Hier sind die relevantesten Plattformen für den deutschsprachigen Raum, bewertet nach ihrer Bedeutung für Selbstständige, Coaches und Berater.
LinkedIn ist die führende B2B-Plattform und hat sich zur wichtigsten Social Media Plattform für Selbstständige im deutschsprachigen Raum entwickelt. Über 7,0 Millionen monatlich aktive Nutzer in Deutschland, davon ein großer Anteil Entscheider, Führungskräfte und Unternehmer. Wer Dienstleistungen, Coaching oder Beratung verkauft, kommt an LinkedIn nicht vorbei.
Der Algorithmus bevorzugt Text-Posts mit persönlichem Einblick und Fachexpertise. Videos gewinnen zunehmend an Bedeutung. Organische Reichweite ist auf LinkedIn noch deutlich besser als auf den meisten anderen Plattformen. Du kannst dort ohne Werbebudget sichtbar werden, wenn du regelmäßig wertigen Content veröffentlichst.

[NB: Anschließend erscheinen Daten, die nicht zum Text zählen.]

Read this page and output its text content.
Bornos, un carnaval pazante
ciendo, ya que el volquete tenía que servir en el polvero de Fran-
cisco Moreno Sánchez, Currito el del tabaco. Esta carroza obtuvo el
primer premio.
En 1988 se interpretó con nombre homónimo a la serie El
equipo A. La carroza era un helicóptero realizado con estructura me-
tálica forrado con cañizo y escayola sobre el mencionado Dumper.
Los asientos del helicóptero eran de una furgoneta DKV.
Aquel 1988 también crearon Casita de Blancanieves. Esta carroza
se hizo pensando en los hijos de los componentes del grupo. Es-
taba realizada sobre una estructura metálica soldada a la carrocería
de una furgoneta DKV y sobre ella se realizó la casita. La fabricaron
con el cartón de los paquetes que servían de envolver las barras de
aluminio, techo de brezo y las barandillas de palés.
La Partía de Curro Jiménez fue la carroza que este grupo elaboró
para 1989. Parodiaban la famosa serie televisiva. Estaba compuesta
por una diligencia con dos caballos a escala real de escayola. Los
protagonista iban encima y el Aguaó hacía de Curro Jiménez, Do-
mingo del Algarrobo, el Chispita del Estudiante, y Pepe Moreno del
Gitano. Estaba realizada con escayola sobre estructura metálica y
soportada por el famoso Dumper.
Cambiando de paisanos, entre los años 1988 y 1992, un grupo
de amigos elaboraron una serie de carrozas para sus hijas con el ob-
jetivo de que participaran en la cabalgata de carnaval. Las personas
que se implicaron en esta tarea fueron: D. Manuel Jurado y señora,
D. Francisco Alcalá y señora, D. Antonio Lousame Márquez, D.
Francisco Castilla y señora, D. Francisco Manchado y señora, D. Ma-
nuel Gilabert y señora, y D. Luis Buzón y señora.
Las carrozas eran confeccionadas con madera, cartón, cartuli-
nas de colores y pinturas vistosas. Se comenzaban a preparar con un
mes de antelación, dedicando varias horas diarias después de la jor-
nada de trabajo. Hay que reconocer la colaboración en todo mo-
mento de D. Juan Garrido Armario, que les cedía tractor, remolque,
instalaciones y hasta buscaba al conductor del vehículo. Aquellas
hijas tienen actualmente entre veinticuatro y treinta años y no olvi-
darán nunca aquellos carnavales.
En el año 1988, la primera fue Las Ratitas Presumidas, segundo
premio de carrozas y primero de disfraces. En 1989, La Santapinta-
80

Coaches und Berater, die LinkedIn konsequent bespielen, berichten von 30 bis 50 Prozent ihrer Neukunden direkt über diese Plattform. Das ist ein Wert, den keine andere Social Media Plattform im B2B-Bereich aktuell erreicht.
Instagram hat weltweit 3 Milliarden monatlich aktive Nutzer und ist in Deutschland mit rund 31 Millionen Nutzern die zweitgrößte Social Media Plattform. Die Stärke liegt in visuellen Inhalten, Reels und Story-Interaktionen. Für Dienstleister, die ihre Persönlichkeit und ihren Alltag zeigen wollen, ist Instagram eine starke Ergänzung zu LinkedIn.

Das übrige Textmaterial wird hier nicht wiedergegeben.